Y ahora qué. Ir partido a partido, centrarse en cada compromiso por obligación y, cabría añadir, por respeto a unos seguidores que continúan en estado catatónico (con rigidez muscular y estupor mental) tras contemplar el derrumbe en las dos finales, donde el equipo no dio la talla, estuvo muy lejos de parecerse al Athletic, que era lo único que se pedía y que de haberse materializado es probable que hubiese valido para superar a una Real que evidenció limitaciones muy similares.

Es el plan previsto por Marcelino hasta que a mediados de mayo la temporada baje la persiana: “Levantarnos y competir”. Lo primero va a costar; así que lo segundo, también. Es una aspiración incumplida en las semanas previas al doble evento de La Cartuja, cuando por lógica debería haber sido más sencillo.

Haber jugado un elevado número de partidos desde enero es la explicación que ha encontrado el entrenador, a quien le ha dado por hablar de lo que le pasa al Athletic como si él no fuese el máximo responsable. Hombre, cuando le preguntan directamente asume como propio ese rol y hasta concede que ha debido cometer muchas equivocaciones para llegar a la situación actual. Pero luego, describe los problemas como si ocurriesen en otro equipo, no en el que él dirige.

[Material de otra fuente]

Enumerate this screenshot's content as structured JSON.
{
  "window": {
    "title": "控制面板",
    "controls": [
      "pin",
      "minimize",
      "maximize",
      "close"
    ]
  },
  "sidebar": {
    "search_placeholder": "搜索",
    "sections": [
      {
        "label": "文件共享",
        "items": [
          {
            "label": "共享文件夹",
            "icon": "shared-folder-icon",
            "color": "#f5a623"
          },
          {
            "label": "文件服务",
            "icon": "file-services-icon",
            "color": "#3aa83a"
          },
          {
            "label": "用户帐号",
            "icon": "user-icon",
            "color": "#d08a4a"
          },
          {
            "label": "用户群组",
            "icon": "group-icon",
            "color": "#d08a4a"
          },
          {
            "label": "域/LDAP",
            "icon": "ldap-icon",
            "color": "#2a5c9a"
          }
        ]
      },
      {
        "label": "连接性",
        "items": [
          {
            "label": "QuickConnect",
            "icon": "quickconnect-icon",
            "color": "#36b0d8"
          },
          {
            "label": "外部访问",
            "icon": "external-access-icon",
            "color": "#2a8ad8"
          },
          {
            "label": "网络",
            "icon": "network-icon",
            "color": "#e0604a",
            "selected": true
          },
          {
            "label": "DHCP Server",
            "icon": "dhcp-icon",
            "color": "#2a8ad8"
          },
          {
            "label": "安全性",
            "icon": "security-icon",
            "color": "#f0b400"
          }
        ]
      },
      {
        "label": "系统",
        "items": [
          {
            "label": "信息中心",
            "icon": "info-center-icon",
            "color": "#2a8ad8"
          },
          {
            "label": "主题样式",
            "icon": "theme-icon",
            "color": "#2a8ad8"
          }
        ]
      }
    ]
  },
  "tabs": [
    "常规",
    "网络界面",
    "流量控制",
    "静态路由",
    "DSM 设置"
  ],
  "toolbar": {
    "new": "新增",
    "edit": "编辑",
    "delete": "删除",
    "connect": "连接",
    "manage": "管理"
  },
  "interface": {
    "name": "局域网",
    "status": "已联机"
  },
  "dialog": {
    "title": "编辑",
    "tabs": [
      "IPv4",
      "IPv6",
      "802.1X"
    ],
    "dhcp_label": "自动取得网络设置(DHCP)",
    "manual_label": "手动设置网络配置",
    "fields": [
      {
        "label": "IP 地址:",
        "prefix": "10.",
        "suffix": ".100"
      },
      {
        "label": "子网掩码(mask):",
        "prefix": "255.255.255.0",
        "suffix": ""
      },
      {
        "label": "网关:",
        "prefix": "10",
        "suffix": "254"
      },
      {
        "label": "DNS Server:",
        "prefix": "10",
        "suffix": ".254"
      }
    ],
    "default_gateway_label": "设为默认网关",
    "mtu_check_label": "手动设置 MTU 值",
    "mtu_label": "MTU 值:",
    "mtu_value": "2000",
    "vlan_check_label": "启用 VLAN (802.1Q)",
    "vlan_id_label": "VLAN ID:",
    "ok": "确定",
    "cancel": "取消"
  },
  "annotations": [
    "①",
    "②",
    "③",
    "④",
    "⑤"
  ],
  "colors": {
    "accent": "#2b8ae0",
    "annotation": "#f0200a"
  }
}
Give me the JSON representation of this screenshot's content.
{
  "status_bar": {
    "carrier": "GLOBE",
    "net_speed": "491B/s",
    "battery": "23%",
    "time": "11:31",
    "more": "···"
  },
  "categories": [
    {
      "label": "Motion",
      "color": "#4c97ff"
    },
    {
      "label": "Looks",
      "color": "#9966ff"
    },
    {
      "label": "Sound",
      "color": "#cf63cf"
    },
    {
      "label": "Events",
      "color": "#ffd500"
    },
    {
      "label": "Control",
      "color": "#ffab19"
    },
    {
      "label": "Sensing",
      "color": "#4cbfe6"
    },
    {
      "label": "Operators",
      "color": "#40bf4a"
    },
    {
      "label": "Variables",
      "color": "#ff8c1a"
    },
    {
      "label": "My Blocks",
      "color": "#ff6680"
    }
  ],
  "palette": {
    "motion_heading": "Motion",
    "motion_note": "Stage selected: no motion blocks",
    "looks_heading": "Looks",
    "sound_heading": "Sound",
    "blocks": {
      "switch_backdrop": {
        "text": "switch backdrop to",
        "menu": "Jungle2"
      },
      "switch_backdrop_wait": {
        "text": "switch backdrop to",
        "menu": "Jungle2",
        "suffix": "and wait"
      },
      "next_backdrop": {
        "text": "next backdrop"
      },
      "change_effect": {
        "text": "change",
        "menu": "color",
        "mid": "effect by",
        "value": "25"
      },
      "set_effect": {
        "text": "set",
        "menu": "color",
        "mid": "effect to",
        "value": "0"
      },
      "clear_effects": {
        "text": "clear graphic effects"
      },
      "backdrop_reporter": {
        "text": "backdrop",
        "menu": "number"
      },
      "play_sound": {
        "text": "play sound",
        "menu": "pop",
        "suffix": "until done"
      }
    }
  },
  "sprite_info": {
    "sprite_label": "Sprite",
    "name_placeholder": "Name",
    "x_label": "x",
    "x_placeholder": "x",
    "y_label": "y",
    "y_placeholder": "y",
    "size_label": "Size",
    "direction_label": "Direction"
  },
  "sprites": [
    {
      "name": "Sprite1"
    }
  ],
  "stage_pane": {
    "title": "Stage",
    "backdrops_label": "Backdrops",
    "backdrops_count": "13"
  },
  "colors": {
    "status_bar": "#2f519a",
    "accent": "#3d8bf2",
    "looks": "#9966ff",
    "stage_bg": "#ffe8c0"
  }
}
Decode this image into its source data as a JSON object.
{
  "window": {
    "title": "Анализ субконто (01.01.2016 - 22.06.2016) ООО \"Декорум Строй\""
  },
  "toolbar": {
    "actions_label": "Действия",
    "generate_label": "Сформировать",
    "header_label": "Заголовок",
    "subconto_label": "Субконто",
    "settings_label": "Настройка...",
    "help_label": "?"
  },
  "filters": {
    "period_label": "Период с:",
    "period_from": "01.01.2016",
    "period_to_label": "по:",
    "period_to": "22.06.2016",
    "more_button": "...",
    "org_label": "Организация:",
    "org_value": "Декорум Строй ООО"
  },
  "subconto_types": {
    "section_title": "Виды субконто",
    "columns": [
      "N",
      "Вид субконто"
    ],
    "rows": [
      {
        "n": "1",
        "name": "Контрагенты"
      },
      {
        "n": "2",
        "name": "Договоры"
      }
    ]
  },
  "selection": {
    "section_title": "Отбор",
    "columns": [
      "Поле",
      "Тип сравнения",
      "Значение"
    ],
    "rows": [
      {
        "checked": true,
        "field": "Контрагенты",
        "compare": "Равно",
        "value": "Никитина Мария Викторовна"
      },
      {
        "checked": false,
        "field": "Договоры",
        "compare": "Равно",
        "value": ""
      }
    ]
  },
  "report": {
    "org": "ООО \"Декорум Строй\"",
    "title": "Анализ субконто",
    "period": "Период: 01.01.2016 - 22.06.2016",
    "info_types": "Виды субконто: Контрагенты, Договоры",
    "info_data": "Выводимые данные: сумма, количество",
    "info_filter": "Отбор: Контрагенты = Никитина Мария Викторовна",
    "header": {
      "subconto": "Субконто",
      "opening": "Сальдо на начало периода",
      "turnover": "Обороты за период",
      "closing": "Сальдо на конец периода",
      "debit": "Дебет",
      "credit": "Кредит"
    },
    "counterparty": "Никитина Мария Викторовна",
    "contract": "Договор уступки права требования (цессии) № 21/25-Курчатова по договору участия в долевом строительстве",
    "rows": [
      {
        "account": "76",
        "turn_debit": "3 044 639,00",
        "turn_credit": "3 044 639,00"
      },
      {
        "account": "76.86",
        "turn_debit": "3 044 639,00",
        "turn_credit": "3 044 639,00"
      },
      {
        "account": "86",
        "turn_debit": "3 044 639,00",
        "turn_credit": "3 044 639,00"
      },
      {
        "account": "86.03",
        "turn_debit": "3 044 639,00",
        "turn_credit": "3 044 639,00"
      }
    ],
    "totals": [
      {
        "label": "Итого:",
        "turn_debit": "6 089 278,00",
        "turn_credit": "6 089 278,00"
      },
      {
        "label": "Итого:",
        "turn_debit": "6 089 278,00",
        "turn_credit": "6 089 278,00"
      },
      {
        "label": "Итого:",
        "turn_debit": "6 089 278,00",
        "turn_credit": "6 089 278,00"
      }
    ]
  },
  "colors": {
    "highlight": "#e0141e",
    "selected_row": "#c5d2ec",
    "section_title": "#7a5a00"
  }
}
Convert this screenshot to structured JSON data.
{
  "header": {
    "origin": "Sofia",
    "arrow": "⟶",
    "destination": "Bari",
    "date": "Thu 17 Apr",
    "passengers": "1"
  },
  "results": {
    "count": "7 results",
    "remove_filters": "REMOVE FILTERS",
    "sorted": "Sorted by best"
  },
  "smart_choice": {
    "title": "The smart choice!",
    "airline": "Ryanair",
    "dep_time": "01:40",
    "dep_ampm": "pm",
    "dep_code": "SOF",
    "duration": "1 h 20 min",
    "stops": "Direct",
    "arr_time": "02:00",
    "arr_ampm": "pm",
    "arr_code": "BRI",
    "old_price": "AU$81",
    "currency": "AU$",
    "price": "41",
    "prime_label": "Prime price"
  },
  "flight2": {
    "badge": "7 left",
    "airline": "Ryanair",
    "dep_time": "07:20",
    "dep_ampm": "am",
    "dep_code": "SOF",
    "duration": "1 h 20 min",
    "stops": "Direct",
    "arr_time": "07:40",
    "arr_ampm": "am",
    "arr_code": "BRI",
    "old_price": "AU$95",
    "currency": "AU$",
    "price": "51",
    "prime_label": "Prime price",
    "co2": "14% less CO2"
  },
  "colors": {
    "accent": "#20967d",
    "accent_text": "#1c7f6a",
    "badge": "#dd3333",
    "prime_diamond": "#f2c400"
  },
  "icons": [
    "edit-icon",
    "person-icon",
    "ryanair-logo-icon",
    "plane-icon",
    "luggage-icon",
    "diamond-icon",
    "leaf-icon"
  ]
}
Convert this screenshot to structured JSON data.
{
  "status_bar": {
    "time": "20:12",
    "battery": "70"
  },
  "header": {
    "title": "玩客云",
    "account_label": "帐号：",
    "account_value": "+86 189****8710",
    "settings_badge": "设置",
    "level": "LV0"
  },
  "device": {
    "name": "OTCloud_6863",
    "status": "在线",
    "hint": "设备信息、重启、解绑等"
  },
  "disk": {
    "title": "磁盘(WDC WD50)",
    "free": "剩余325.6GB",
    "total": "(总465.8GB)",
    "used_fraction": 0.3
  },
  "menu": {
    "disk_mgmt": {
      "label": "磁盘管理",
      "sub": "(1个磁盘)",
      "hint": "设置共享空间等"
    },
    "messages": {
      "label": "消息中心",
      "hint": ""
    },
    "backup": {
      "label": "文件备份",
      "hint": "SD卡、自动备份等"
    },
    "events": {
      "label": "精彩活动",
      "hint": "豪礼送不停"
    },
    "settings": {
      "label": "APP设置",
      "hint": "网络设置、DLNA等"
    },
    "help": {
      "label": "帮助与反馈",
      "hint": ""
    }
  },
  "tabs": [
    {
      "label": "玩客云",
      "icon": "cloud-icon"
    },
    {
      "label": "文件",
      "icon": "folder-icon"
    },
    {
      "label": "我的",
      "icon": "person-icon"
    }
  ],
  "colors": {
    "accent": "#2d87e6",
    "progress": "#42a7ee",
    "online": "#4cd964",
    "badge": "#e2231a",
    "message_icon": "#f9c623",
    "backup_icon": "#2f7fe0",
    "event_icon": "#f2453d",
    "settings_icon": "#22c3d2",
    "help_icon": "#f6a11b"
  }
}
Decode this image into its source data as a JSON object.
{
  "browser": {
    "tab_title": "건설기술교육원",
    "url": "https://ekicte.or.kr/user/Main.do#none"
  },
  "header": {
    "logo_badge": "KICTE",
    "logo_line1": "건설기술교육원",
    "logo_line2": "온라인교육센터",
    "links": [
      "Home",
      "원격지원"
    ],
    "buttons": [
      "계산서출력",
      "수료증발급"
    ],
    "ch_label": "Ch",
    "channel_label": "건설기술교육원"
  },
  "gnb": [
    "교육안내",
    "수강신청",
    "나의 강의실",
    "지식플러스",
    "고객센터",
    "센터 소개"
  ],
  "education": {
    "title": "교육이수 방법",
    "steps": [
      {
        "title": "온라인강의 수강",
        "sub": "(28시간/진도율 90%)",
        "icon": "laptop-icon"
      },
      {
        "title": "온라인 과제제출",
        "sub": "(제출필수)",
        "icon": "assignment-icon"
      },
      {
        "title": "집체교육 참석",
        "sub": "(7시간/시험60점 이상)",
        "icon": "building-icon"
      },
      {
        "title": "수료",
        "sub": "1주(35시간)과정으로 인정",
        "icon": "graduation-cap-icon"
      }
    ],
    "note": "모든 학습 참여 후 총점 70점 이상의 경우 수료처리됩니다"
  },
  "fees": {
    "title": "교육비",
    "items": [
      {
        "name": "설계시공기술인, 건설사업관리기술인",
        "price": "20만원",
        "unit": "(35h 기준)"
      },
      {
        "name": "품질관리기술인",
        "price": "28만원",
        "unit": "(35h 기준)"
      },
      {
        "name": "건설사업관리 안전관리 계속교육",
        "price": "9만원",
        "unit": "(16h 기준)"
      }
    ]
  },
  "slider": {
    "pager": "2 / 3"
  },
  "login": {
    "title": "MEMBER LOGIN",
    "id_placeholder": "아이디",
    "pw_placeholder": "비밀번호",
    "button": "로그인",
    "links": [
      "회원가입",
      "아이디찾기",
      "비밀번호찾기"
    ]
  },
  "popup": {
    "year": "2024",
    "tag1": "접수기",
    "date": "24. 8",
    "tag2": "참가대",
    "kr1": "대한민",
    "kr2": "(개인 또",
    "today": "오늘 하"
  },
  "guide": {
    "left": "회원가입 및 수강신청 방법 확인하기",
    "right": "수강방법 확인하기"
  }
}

En ocasiones analiza o se refiere a aspectos concretos que afectan de lleno al comportamiento del equipo como si fuesen normales, no siéndolo. Lamentar la acumulación de lesionados está muy bien, pero al menos dos (Yeray y Yuri) cayeron en la cita de Anoeta, cuatro días después de la final, jornada en que Marcelino sorprendió al mundo poniendo a los mismos once que fracasaron en la final y acabaron derrengados en todos los sentidos.

El caso de Muniain. Asegurar que se siguió el protocolo habitual para decidir su alineación en la segunda final equivale sencillamente a no contar lo que realmente ocurrió. Es una forma de quitarse el muerto de encima. El capitán estaba cojo, tanto que fue objeto de un tratamiento de urgencia, a la desesperada y por ser vos quien sois, hasta poco antes del comienzo del partido. No vale de excusa que él dijera hallarse en condiciones. Si dijo esto, mal también porque no era verdad, pero es que da igual porque para algo está el entrenador. En el minuto once, Muniain ni siquiera hizo ademán de tirar una falta, la que remató Iñigo Martínez, que era idéntica a la que sacó en el minuto 90 de la final de la Supercopa y permitió a Villalibre establecer el empate que dio paso a la prórroga. Sería la prueba fehaciente de que el jugador no estaba para nada, de lo contrario para rato que le iba a ceder el lanzamiento a Berenguer.

Este episodio sería uno más en la lista que demuestra que en Lezama las jerarquías funcionan manga por hombro: ni se valoran los méritos, ni los implicados asumen la posición que le corresponde en el escalafón. Capitán y entrenador quedaron retratados, pero con aducir que fue “una lesión rara” se zanja el asunto y a otra cosa, mariposa. La consecuencia real fue que el Athletic afrontó la final, ¡una final!, en inferioridad como si nada, como si la cita no entrañase de por sí suficiente complejidad.

Si Muniain consigue ser titular estando indispuesto, qué razones pueden aducirse para que otros compañeros no mantengan dicha condición. Desde luego, un bajo rendimiento continuado no se contempla como razón de peso, es algo comprobado. Era así con Garitano, se diría que este no ha escarmentado en cabeza ajena. Mientras, ahí está Villalibre, para poner parches o dar respiro a los “importantes”, que sin duda lo serán por diversas cuestiones aunque no precisamente por su aportación habitual al colectivo. ¿Cómo se come que futbolistas de ataque estén semanas, incluso meses, de sequía sin que se adopte algún tipo de medida? Escudarse en que los jóvenes son peores o defraudan en sus esporádicas actuaciones es un argumento no solo tramposo sino inaceptable en este club.

A lo mejor, otro gallo cantaría si de verdad se apostase por ellos, si jugasen con asiduidad, si gozasen de tantas oportunidades y protección como los que no marcan diferencias.